As I also wrote in the above-cited piece:

Before you can debate whether or not there is a right to a thing, you have to know what that thing is. What is marriage? If we agree that it’s the union between a man and woman, then there is no argument because no one is trying to stop any adult American from entering into such a union. Ah, but the anti-marriage (liberal) side will reject this time-honored definition, and this brings us to the point: The marriage debate is not a matter of rights.

It is a matter of definitions.

This is why an “undefinition” is unacceptable. Asking if there is a right to an undefined thing is like asking if you want to play an undefined game, eat an undefined substance, or marry an undefined entity.  

But what if “gay marriage” actually existed as a separate and legitimate species of marriage? What if it had its own special definition because it was its own particular thing? Even if that got you around the definitional problem, it isn’t a legally sound argument or one that avoids the slippery slope. This is for a simple reason: People have equality under the law.

Institutions don’t.

The mere fact of existence cannot and does not confer legality upon an institution (slavery is a good example). To imply otherwise is to tacitly set a precedent whereby any conception of “marriage” under the sun would have to have its “equality” under the law. And note here that polygamy has infinitely more of a historical claim to institution status than does faux marriage.  

This is why the courts’ role in the marriage debate has been wrong-headed from the get-go. Except in instances in which a state constitution defines marriage, judges should have simply taken a hands-off approach and said:

1. It is not the courts’ role to define, redefine, or “undefine” marriage.

2. Institutions don’t have equality under the law.
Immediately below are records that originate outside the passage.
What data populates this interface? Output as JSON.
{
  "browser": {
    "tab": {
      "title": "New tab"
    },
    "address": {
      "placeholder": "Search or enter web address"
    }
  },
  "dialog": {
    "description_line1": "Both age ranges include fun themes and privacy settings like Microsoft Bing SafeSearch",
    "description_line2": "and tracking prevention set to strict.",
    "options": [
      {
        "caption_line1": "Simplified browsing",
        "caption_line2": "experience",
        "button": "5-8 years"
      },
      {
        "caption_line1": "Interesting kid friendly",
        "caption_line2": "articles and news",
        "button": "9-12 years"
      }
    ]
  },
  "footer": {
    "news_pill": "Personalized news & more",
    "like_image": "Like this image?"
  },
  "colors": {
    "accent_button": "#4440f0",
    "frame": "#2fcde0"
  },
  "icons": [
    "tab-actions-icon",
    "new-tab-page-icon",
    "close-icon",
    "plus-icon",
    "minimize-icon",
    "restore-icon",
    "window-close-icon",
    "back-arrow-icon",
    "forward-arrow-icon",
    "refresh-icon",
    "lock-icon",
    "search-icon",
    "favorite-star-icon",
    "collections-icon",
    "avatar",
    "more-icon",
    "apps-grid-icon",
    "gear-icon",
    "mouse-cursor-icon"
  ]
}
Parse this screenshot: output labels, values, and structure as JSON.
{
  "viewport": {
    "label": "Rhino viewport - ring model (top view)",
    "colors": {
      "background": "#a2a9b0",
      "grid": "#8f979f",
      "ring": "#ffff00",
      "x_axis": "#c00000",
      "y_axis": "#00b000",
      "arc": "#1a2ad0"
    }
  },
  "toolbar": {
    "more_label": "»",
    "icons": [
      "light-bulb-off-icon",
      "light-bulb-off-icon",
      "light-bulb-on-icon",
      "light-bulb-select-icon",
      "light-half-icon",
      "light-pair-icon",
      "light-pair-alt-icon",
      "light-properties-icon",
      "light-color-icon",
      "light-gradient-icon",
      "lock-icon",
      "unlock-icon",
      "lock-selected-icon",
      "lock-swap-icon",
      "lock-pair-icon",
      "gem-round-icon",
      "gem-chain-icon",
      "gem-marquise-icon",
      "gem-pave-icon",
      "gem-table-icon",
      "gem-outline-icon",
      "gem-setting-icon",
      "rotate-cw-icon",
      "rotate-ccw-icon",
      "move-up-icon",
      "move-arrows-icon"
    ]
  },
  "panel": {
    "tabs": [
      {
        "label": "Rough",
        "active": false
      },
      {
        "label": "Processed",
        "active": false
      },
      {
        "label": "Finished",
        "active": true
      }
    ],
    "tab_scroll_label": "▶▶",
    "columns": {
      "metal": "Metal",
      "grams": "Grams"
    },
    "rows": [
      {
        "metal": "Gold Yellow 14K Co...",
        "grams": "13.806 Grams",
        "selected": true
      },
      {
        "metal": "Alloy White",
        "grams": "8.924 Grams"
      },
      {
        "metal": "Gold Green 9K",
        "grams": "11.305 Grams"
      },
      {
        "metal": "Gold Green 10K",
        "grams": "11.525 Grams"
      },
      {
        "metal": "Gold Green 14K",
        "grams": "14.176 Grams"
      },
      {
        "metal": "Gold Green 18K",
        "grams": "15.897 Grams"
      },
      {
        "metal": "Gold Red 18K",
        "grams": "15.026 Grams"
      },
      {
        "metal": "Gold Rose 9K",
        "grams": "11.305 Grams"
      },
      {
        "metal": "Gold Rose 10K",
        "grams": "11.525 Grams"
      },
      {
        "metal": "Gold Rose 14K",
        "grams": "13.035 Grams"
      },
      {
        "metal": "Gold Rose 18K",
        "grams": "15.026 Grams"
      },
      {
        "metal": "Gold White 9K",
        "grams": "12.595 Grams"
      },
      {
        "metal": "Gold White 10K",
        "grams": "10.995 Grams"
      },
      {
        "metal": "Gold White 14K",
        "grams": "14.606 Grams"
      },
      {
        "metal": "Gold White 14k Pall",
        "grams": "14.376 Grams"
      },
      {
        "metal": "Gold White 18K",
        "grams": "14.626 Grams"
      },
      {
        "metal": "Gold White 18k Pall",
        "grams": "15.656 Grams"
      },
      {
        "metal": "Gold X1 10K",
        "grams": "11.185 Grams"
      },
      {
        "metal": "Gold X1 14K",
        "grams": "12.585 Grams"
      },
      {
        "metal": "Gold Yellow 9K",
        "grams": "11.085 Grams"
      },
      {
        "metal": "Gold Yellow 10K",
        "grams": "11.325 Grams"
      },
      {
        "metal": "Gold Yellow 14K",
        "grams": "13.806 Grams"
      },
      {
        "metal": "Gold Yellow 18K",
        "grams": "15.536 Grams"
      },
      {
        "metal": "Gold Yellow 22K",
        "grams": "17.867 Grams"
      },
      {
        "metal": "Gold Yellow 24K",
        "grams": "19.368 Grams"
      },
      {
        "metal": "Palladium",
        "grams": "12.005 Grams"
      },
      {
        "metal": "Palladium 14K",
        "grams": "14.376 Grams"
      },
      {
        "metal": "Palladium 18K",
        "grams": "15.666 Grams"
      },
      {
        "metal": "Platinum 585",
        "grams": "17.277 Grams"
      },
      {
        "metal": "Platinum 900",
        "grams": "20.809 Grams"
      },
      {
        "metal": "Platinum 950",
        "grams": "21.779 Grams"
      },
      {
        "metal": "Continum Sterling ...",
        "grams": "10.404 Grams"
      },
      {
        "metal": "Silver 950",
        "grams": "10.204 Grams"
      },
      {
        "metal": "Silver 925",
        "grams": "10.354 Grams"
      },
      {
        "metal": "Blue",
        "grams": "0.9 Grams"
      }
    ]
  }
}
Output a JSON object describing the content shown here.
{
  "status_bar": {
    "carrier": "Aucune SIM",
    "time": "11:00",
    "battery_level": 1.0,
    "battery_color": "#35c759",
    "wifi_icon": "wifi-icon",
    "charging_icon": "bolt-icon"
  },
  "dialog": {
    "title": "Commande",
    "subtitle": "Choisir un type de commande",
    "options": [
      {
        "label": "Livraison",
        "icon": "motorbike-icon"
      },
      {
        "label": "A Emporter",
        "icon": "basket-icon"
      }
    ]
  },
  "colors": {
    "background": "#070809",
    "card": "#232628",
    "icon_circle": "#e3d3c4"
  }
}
3. It is the people’s right, through their elected representatives, to create a legal definition of marriage.

4. All the courts can do is ensure that, whatever the marriage institution is defined to be, everyone will have equal access to it.

This hasn’t happened, however. Instead, judges have not only gotten involved in deciding whether there’s a right to they know not what, they’ve even debated matters such as whether or not legalizing faux marriage is in children’s best interests. But as astute critics would point out, it’s none of the courts’ darn business what is and isn’t good for children. Determining this is the role of families, churches, and everyone else who establishes the norms of the wider society.

Yet the larger problem is that Americans long ago accepted unconstitutional governance, complicit in which are courts that make law instead of just ruling on its constitutionality. But this is no surprise. If citizens can confuse a movement toward “undefinition” with an effort at redefinition, and institutions with people when discussing rights, it’s no surprise they could mistake a court representing nine for a legislature representing 317 million.